New Zealand Parliament
- Royal assent: 11 April 2024

Legislative history
- Introduced by: David Seymour
- Committee responsible: Health
- First reading: 20 February 2024
- Second reading: 19 March 2024
- Third reading: 9 April 2024
- Passed: 9 April 2024

= Misuse of Drugs (Pseudoephedrine) Amendment Act 2024 =

Proposed Act of Parliament in New Zealand

The Misuse of Drugs (Pseudoephedrine) Amendment Act 2024 is a New Zealand Act of Parliament which reclassifies pseudoephedrine as a Class C controlled drug, allowing cold and flu medicines containing the drug to be sold without prescriptions in pharmacies. Pseudoephedrine had previously been classified as a Class B prescription-only drug in 2011 since it was used as a methamphetamine precursor ingredient. On 9 April 2024, the bill passed its third reading and received royal assent on 11 April.

==Key provisions==
The Misuse of Drugs (Pseudoephedrine) Amendment Act 2024 amends the Misuse of Drugs Act 1975 to reclassify pseudoephedrine as a partially exempted drug that can be supplied and administered without prescription. The Act also downgrades pseudoephedrine from a Class B to a Class controlled drug.

==Background==
Before 2004, cold and flu medicines containing pseudoephedrine could be purchased without prescriptions from pharmacies. In 2004, due to concerns that pseudoephedrine was being used as a precursor ingredient in the manufacture of methamphetamine, it was classified as a controlled drug under the Misuse of Drugs Act 1975. In 2011, the New Zealand Government reclassified pseudoephedrine as a controlled prescribed drug under the Medicines Act 1981. The drug is sold under the brand name Sudafed as a prescription medicine for addressing sinus congestion.

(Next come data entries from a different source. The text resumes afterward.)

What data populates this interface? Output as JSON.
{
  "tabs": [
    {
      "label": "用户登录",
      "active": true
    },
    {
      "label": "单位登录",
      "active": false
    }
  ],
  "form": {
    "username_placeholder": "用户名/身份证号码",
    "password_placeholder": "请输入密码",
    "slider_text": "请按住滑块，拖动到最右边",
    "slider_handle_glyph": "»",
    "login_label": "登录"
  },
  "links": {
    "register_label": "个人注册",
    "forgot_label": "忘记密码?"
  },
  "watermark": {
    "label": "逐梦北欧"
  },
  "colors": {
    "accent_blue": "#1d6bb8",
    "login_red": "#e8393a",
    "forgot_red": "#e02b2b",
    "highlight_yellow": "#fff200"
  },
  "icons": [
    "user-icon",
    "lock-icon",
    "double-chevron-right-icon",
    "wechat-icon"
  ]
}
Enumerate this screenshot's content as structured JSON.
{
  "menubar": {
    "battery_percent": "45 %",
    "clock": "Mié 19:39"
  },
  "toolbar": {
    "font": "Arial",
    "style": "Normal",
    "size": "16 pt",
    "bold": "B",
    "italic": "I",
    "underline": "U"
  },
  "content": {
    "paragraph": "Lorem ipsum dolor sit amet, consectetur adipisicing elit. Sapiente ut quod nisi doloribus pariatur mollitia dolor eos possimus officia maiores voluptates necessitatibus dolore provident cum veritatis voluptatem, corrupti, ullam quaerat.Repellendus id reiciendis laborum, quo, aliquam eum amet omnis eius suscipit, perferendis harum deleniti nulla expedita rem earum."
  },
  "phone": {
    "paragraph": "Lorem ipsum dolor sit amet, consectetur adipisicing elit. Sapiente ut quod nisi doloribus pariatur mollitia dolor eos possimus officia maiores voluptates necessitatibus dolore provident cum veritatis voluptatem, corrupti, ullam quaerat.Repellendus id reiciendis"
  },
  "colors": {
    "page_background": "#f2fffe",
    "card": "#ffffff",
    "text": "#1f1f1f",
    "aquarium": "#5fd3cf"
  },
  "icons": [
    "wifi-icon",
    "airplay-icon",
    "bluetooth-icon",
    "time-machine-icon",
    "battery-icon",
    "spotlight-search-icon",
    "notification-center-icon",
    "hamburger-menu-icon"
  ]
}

During the 2023 New Zealand general election, the ACT party campaigned on reversing a 2011 law classifying pseudoephedrine as a prescribed pharmaceutical drug. ACT leader David Seymour argued that this restriction limited the supply of over the counter cold and flu medication. Following the formation of a National-led coalition government consisting of the New Zealand National Party, ACT and New Zealand First in late November 2024, the Government agreed to ease restrictions on the sale of pseudoephedrine as part of National's coalition agreement with ACT.

==Legislative history==
On 20 February 2024, associate health minister Seymour confirmed that the Government would introduce legislation to allow pseudoephedrine to be sold over the counter, effective 2025. In response, some pharmacists and doctors have expressed concern that easing restrictions on the sale of pseudoephedrine would endanger pharmacy staff and that the proposed law change was unnecessary due to the availability of alternative drugs. That same day, the Misuse of Drugs (Pseudoephedrine) Amendment Bill passed its first reading and was referred to the New Zealand Parliament's health select committee.

Submissions on the bill were held between 21 and 26 February 2024. During that period, the health select committee received submissions from 169 individuals and nine organisations, including 13 oral submissions. The health committee subsequently recommended that the bill be passed without amendments and that pseudoephedrine be permitted to be sold without prescriptions by registered pharmacists. The New Zealand Labour Party and the Green Party of Aotearoa New Zealand expressed concerns about the shortened public consultation timeframe and that deregulation could worsen addiction and methamphetamine production in the community. The Greens also supported a full review of the Misuse of Drugs Act 1975. Associate health minister Seymour confirmed that the decision to deregulate pseudoephedrine had been made at the Cabinet level to harmonise New Zealand's drug policy with other Five Eyes countries and was not solely motivated by political considerations.

The bill passed its second reading on 19 March 2024 and was referred to the Committee of the Whole House on 27 March. On 9 April, the bill passed its third reading with unanimous support from all parties. It received royal assent on 11 April 2024.